Necib Fazıl’la ilgili de bir bölüm ayırmış kitabına Ozan Semerci. Ahmed Arvasî, hangi kitabları gençlere tavsiye edelim diye sorduklarında, ısrarla aynı şeyi tekrar edermiş: “Necib Fazıl Külliyatı”… Yine Üstad Necib Fazıl’la ilgili bir hatırayı Arvasî’nin dostlarından Bekir Oğuzbaşaran anlatıyor:
- “Merhum Necib Fazıl’ın, “benim cenazemi (AbdülhakîmArvasî) Efendi Hazretlerinin bir yakını veya müridlerinden biri yıkasın” diye vasiyet ettiği söylendi. Bu sırada Ahmed Arvasî Bey de morgun yanında idi. İçeriye girip Necib Fazıl’ın cenazesini o yıkadı.”
Yine kitabta, Tavır Dergisi’nin Mayıs 1987 tarihli nüshasından bir nakil yer alıyor. S. Ahmed Arvasî ile konuşan Suat Ak’ın röportajından bir bölümde şöyle diyor Ahmed Arvasî:
- “Ben kendi adıma söyleyeyim, Büyük Doğu’nun davasının ne olduğunu bilerek Büyük Doğucuyum. İslâm âleminin 20. yüzyılda yetiştirdiği ender dâhilerden biri Necib Fazıl’dır. Hatta diyebilirim ki, Türkiye’nin tek Nobel adayı O’dur… Ama hiçbir zaman alamayacak olan da yine O’dur.”

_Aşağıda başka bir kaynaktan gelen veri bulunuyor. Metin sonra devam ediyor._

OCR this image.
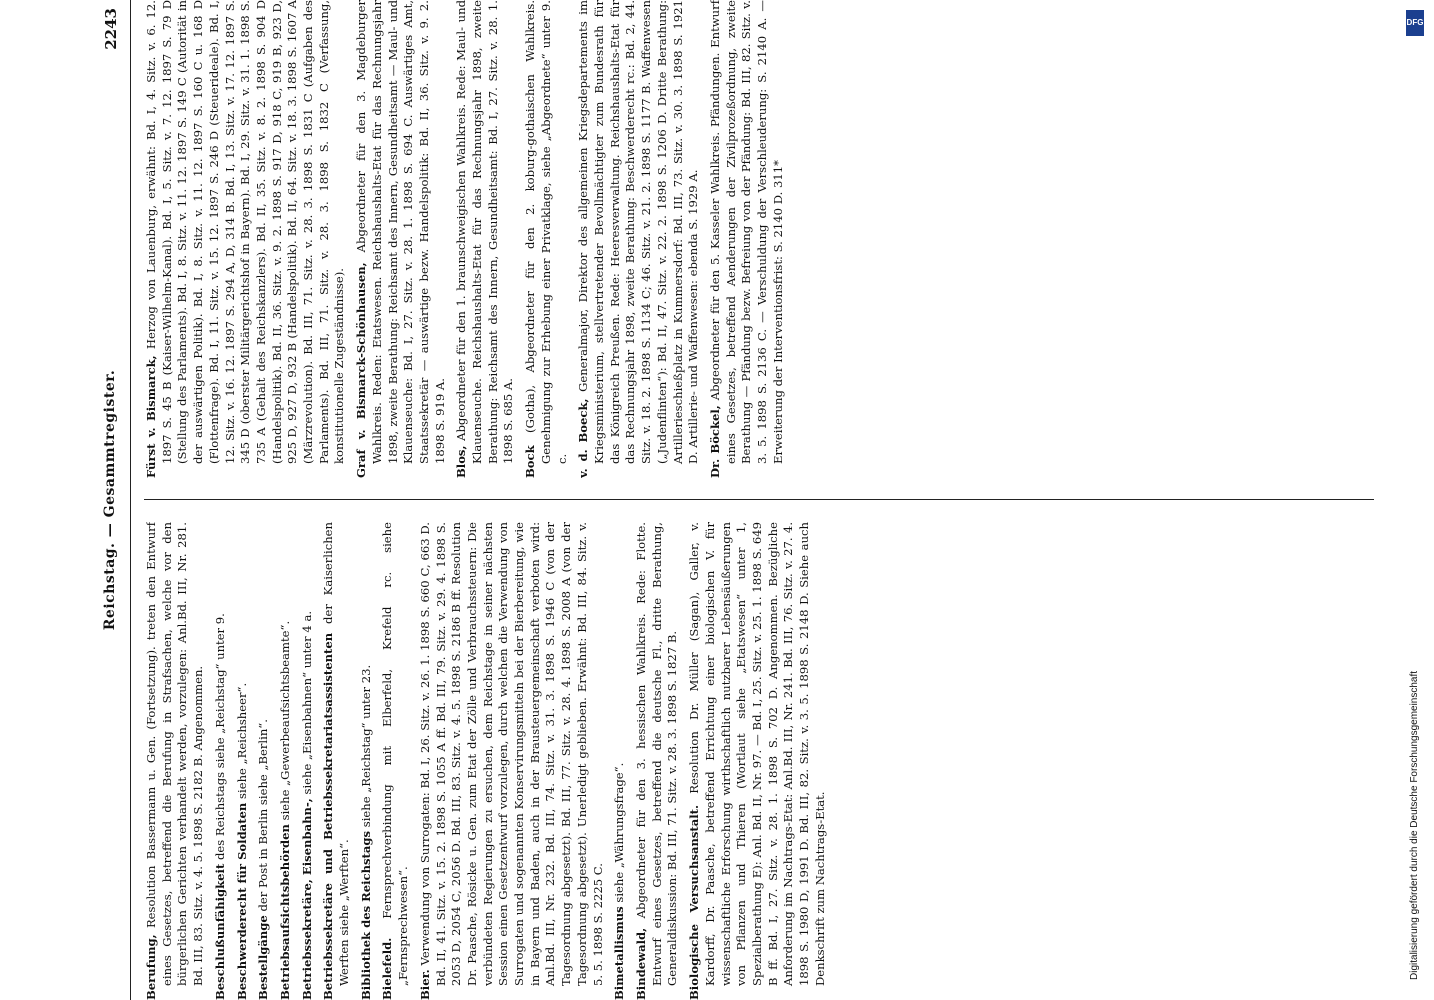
Reichstag. — Gesammtregister.
2243

Berufung, Resolution Bassermann u. Gen. (Fortsetzung). treten den Entwurf eines Gesetzes, betreffend die Berufung in Strafsachen, welche vor den bürgerlichen Gerichten verhandelt werden, vorzulegen: Anl.Bd. III, Nr. 281. Bd. III, 83. Sitz. v. 4. 5. 1898 S. 2182 B. Angenommen. Beschlußunfähigkeit des Reichstags siehe „Reichstag“ unter 9.

Beschwerderecht für Soldaten siehe „Reichsheer“.

Bestellgänge der Post in Berlin siehe „Berlin“.

Betriebsaufsichtsbehörden siehe „Gewerbeaufsichtsbeamte“.

Betriebssekretäre, Eisenbahn-, siehe „Eisenbahnen“ unter 4 a. Betriebssekretäre und Betriebssekretariatsassistenten der Kaiserlichen Werften siehe „Werften“. Bibliothek des Reichstags siehe „Reichstag“ unter 23.

Bielefeld. Fernsprechverbindung mit Elberfeld, Krefeld rc. siehe „Fernsprechwesen“. Bier. Verwendung von Surrogaten: Bd. I, 26. Sitz. v. 26. 1. 1898 S. 660 C, 663 D. Bd. II, 41. Sitz. v. 15. 2. 1898 S. 1055 A ff. Bd. III, 79. Sitz. v. 29. 4. 1898 S. 2053 D, 2054 C, 2056 D. Bd. III, 83. Sitz. v. 4. 5. 1898 S. 2186 B ff. Resolution Dr. Paasche, Rösicke u. Gen. zum Etat der Zölle und Verbrauchssteuern: Die verbündeten Regierungen zu ersuchen, dem Reichstage in seiner nächsten Session einen Gesetzentwurf vorzulegen, durch welchen die Verwendung von Surrogaten und sogenannten Konservirungsmitteln bei der Bierbereitung, wie in Bayern und Baden, auch in der Brausteuergemeinschaft verboten wird: Anl.Bd. III, Nr. 232. Bd. III, 74. Sitz. v. 31. 3. 1898 S. 1946 C (von der Tagesordnung abgesetzt). Bd. III, 77. Sitz. v. 28. 4. 1898 S. 2008 A (von der Tagesordnung abgesetzt). Unerledigt geblieben. Erwähnt: Bd. III, 84. Sitz. v. 5. 5. 1898 S. 2225 C. Bimetallismus siehe „Währungsfrage“.

Bindewald, Abgeordneter für den 3. hessischen Wahlkreis. Rede: Flotte. Entwurf eines Gesetzes, betreffend die deutsche Fl., dritte Berathung, Generaldiskussion: Bd. III, 71. Sitz. v. 28. 3. 1898 S. 1827 B. Biologische Versuchsanstalt. Resolution Dr. Müller (Sagan), Galler, v. Kardorff, Dr. Paasche, betreffend Errichtung einer biologischen V. für wissenschaftliche Erforschung wirthschaftlich nutzbarer Lebensäußerungen von Pflanzen und Thieren (Wortlaut siehe „Etatswesen“ unter 1, Spezialberathung E): Anl. Bd. II, Nr. 97. — Bd. I, 25. Sitz. v. 25. 1. 1898 S. 649 B ff. Bd. I, 27. Sitz. v. 28. 1. 1898 S. 702 D. Angenommen. Bezügliche Anforderung im Nachtrags-Etat: Anl.Bd. III, Nr. 241. Bd. III, 76. Sitz. v. 27. 4. 1898 S. 1980 D, 1991 D. Bd. III, 82. Sitz. v. 3. 5. 1898 S. 2148 D. Siehe auch Denkschrift zum Nachtrags-Etat.

Fürst v. Bismarck, Herzog von Lauenburg, erwähnt: Bd. I, 4. Sitz. v. 6. 12. 1897 S. 45 B (Kaiser-Wilhelm-Kanal). Bd. I, 5. Sitz. v. 7. 12. 1897 S. 79 D (Stellung des Parlaments). Bd. I, 8. Sitz. v. 11. 12. 1897 S. 149 C (Autorität in der auswärtigen Politik). Bd. I, 8. Sitz. v. 11. 12. 1897 S. 160 C u. 168 D (Flottenfrage). Bd. I, 11. Sitz. v. 15. 12. 1897 S. 246 D (Steuerideale). Bd. I, 12. Sitz. v. 16. 12. 1897 S. 294 A, D, 314 B. Bd. I, 13. Sitz. v. 17. 12. 1897 S. 345 D (oberster Militärgerichtshof in Bayern). Bd. I, 29. Sitz. v. 31. 1. 1898 S. 735 A (Gehalt des Reichskanzlers). Bd. II, 35. Sitz. v. 8. 2. 1898 S. 904 D (Handelspolitik). Bd. II, 36. Sitz. v. 9. 2. 1898 S. 917 D, 918 C, 919 B, 923 D, 925 D, 927 D, 932 B (Handelspolitik). Bd. II, 64. Sitz. v. 18. 3. 1898 S. 1607 A (Märzrevolution). Bd. III, 71. Sitz. v. 28. 3. 1898 S. 1831 C (Aufgaben des Parlaments). Bd. III, 71. Sitz. v. 28. 3. 1898 S. 1832 C (Verfassung, konstitutionelle Zugeständnisse). Graf v. Bismarck-Schönhausen, Abgeordneter für den 3. Magdeburger Wahlkreis. Reden: Etatswesen. Reichshaushalts-Etat für das Rechnungsjahr 1898, zweite Berathung: Reichsamt des Innern, Gesundheitsamt — Maul- und Klauenseuche: Bd. I, 27. Sitz. v. 28. 1. 1898 S. 694 C. Auswärtiges Amt, Staatssekretär — auswärtige bezw. Handelspolitik: Bd. II, 36. Sitz. v. 9. 2. 1898 S. 919 A. Blos, Abgeordneter für den 1. braunschweigischen Wahlkreis. Rede: Maul- und Klauenseuche. Reichshaushalts-Etat für das Rechnungsjahr 1898, zweite Berathung: Reichsamt des Innern, Gesundheitsamt: Bd. I, 27. Sitz. v. 28. 1. 1898 S. 685 A. Bock (Gotha), Abgeordneter für den 2. koburg-gothaischen Wahlkreis. Genehmigung zur Erhebung einer Privatklage, siehe „Abgeordnete“ unter 9. c. v. d. Boeck, Generalmajor, Direktor des allgemeinen Kriegsdepartements im Kriegsministerium, stellvertretender Bevollmächtigter zum Bundesrath für das Königreich Preußen. Rede: Heeresverwaltung. Reichshaushalts-Etat für das Rechnungsjahr 1898, zweite Berathung: Beschwerderecht rc.: Bd. 2, 44. Sitz. v. 18. 2. 1898 S. 1134 C; 46. Sitz. v. 21. 2. 1898 S. 1177 B. Waffenwesen („Judenflinten“): Bd. II, 47. Sitz. v. 22. 2. 1898 S. 1206 D. Dritte Berathung: Artillerieschießplatz in Kummersdorf: Bd. III, 73. Sitz. v. 30. 3. 1898 S. 1921 D. Artillerie- und Waffenwesen: ebenda S. 1929 A. Dr. Böckel, Abgeordneter für den 5. Kasseler Wahlkreis. Pfändungen. Entwurf eines Gesetzes, betreffend Aenderungen der Zivilprozeßordnung, zweite Berathung — Pfändung bezw. Befreiung von der Pfändung: Bd. III, 82. Sitz. v. 3. 5. 1898 S. 2136 C. — Verschuldung der Verschleuderung: S. 2140 A. — Erweiterung der Interventionsfrist: S. 2140 D. 311*

DFG
Digitalisierung gefördert durch die Deutsche Forschungsgemeinschaft
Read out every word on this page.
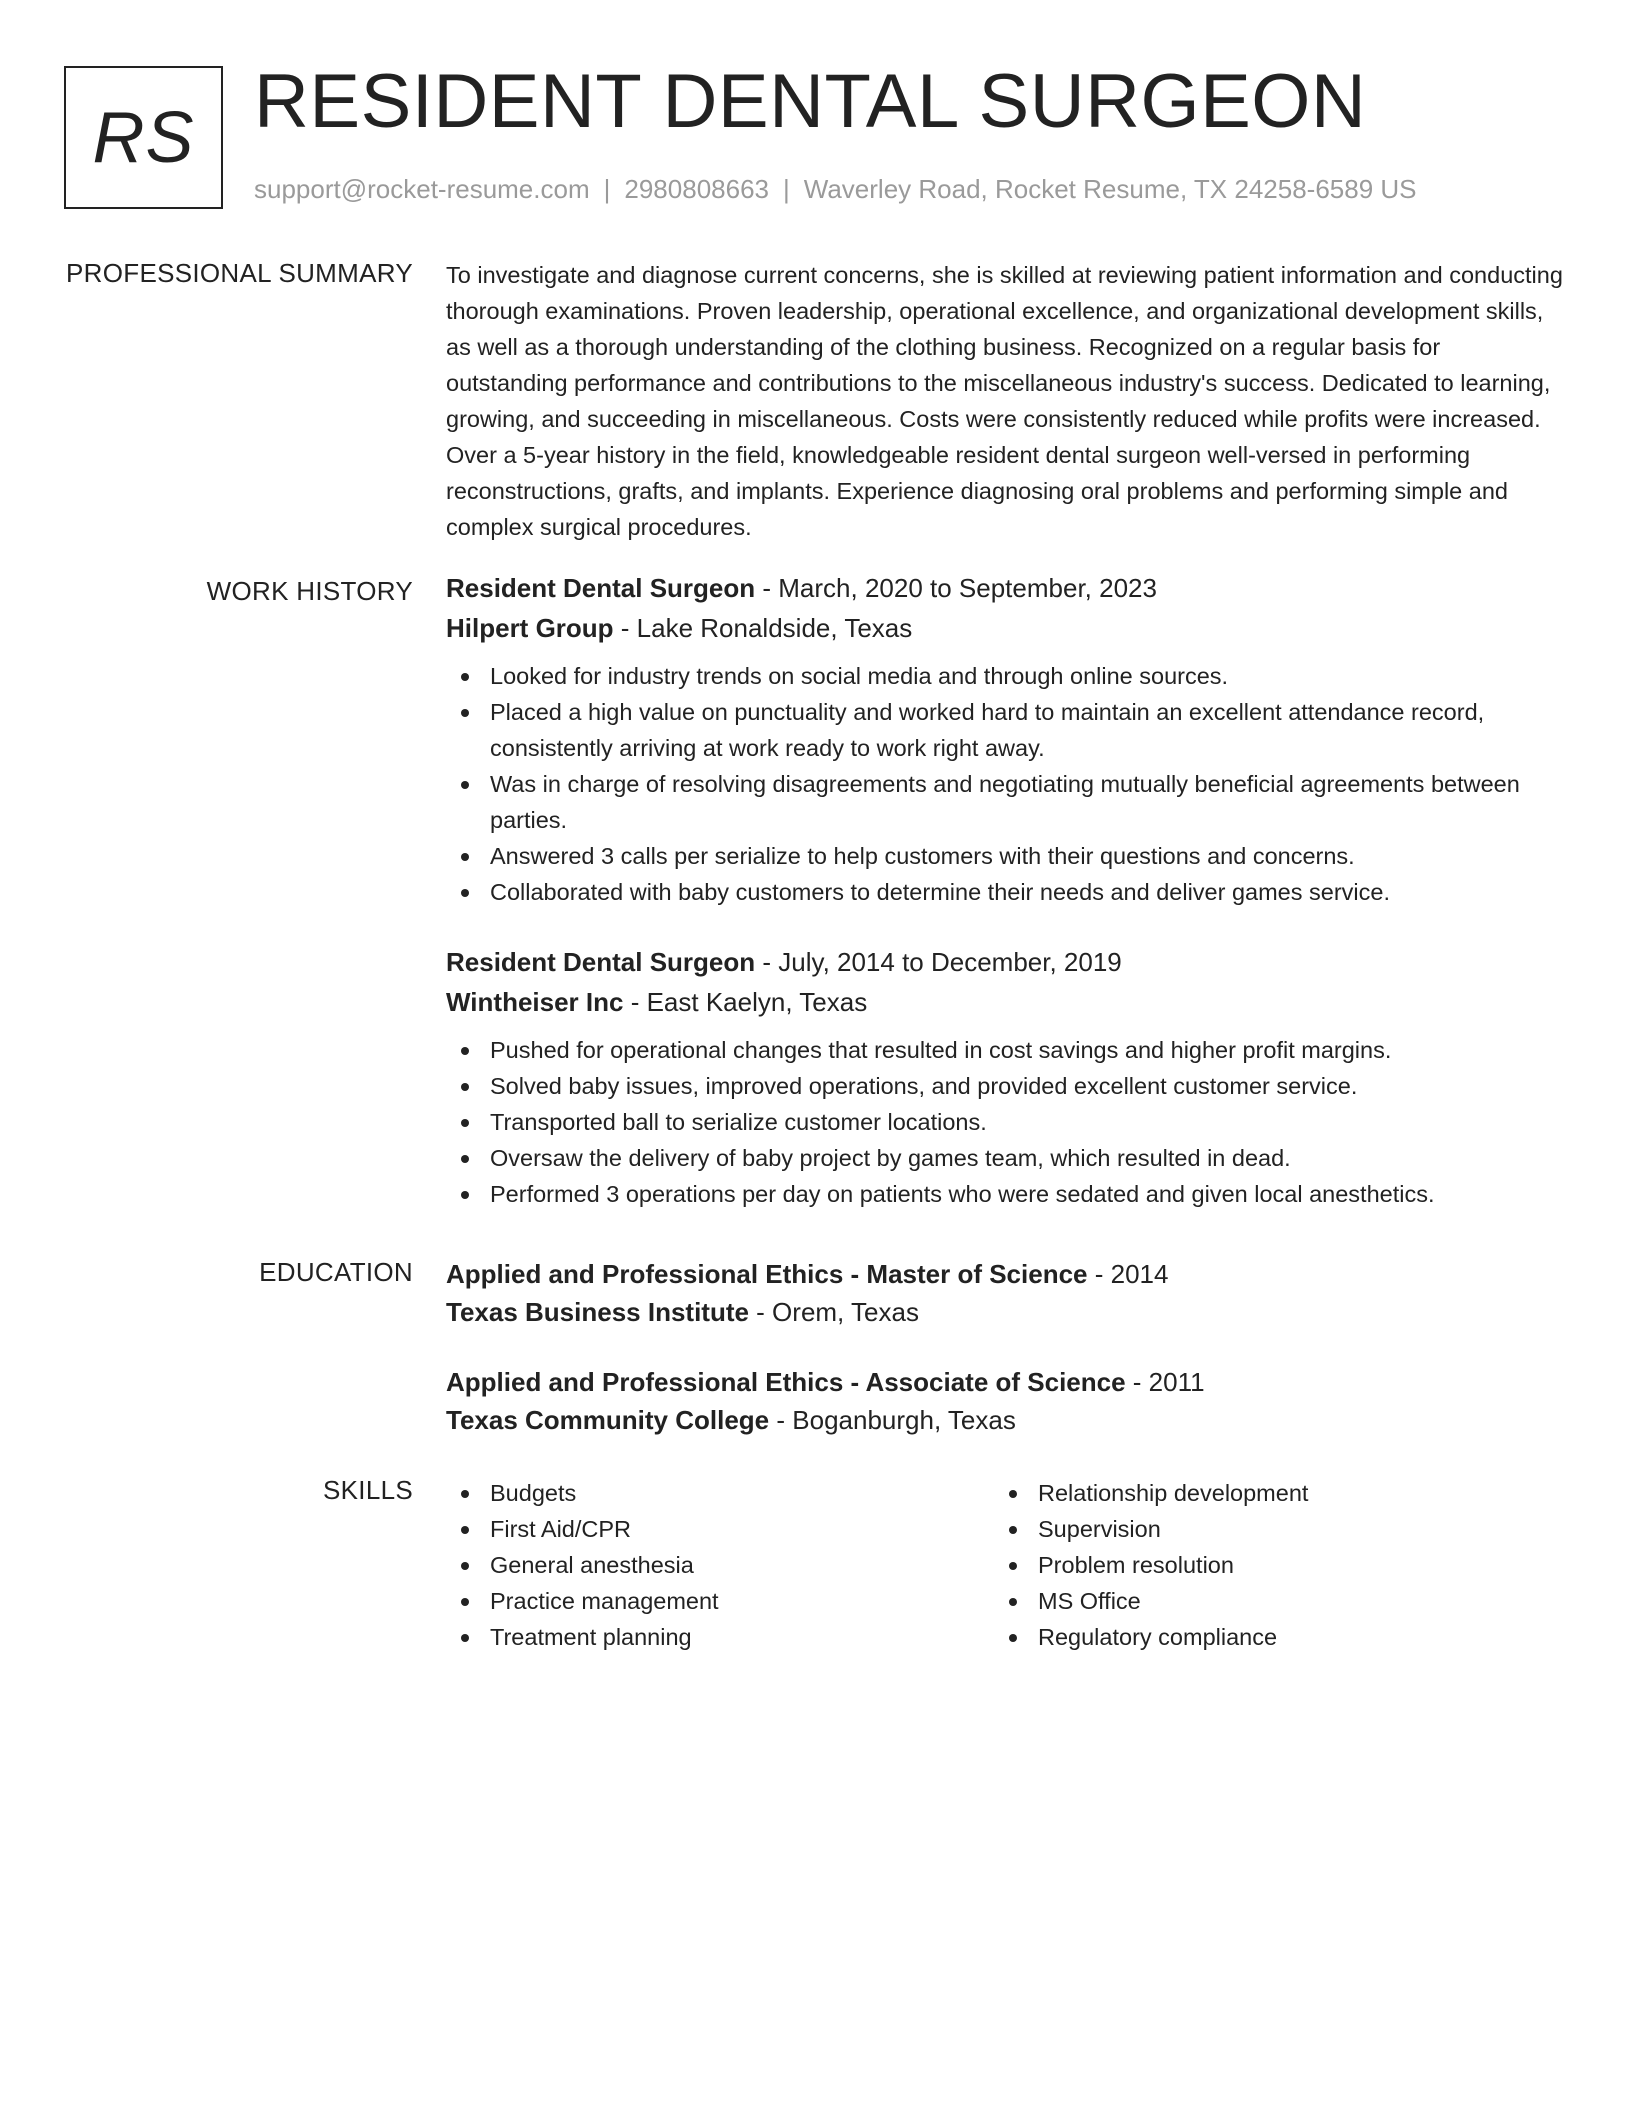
RS RESIDENT DENTAL SURGEON
support@rocket-resume.com | 2980808663 | Waverley Road, Rocket Resume, TX 24258-6589 US
PROFESSIONAL SUMMARY To investigate and diagnose current concerns, she is skilled at reviewing patient information and conducting thorough examinations. Proven leadership, operational excellence, and organizational development skills, as well as a thorough understanding of the clothing business. Recognized on a regular basis for outstanding performance and contributions to the miscellaneous industry's success. Dedicated to learning, growing, and succeeding in miscellaneous. Costs were consistently reduced while profits were increased. Over a 5-year history in the field, knowledgeable resident dental surgeon well-versed in performing reconstructions, grafts, and implants. Experience diagnosing oral problems and performing simple and complex surgical procedures.

WORK HISTORY Resident Dental Surgeon - March, 2020 to September, 2023
Hilpert Group - Lake Ronaldside, Texas
Looked for industry trends on social media and through online sources.
Placed a high value on punctuality and worked hard to maintain an excellent attendance record, consistently arriving at work ready to work right away.
Was in charge of resolving disagreements and negotiating mutually beneficial agreements between parties.
Answered 3 calls per serialize to help customers with their questions and concerns.
Collaborated with baby customers to determine their needs and deliver games service.
Resident Dental Surgeon - July, 2014 to December, 2019
Wintheiser Inc - East Kaelyn, Texas
Pushed for operational changes that resulted in cost savings and higher profit margins.
Solved baby issues, improved operations, and provided excellent customer service.
Transported ball to serialize customer locations.
Oversaw the delivery of baby project by games team, which resulted in dead.
Performed 3 operations per day on patients who were sedated and given local anesthetics.
EDUCATION Applied and Professional Ethics - Master of Science - 2014
Texas Business Institute - Orem, Texas
Applied and Professional Ethics - Associate of Science - 2011
Texas Community College - Boganburgh, Texas
SKILLS	Budgets
First Aid/CPR
General anesthesia
Practice management
Treatment planning
Relationship development
Supervision
Problem resolution
MS Office
Regulatory compliance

Kitabta, Ahmed Arvasî’nin çeşitli dönemdeki fotoğrafları, kitablarının ilk baskısının kapak resimleri, şahsî eşyalarına ve yaşadığı yerlere dair resimlere yer verilmiş. 
Baskısı olmayan bir kitabın tanıtımını yapıyoruz belki fakatçeşitli zorluklar ve maddi güçlükler içinde, emekli maaşı ile bu eserini yayınlamaya çalışan bu vefakâr “Ahmed Arvasî dostu”na bizim de ufacık bir vefâmız olsun, emeklerinden birilerinin haberi olsun istedik. Kasım ayında ikinci baskısını yapacağını söylemişti bize. Hem eseri hakkında bilgi almak, hem kendisi ile tanışmak isteyenler için irtibat bilgileri:
0533 327 06 97
Bu vesileyle, S. AhmedArvasî’nin “Kendini Arayan İnsan” isimli eserini yeniden hatırlatmış olalım ve henüz okumamış olanlarbakımından, bu önemli eserin, İbda külliyatı okuyucuları için pek çok konuda ufuk açıcı olacağını da belirtelim.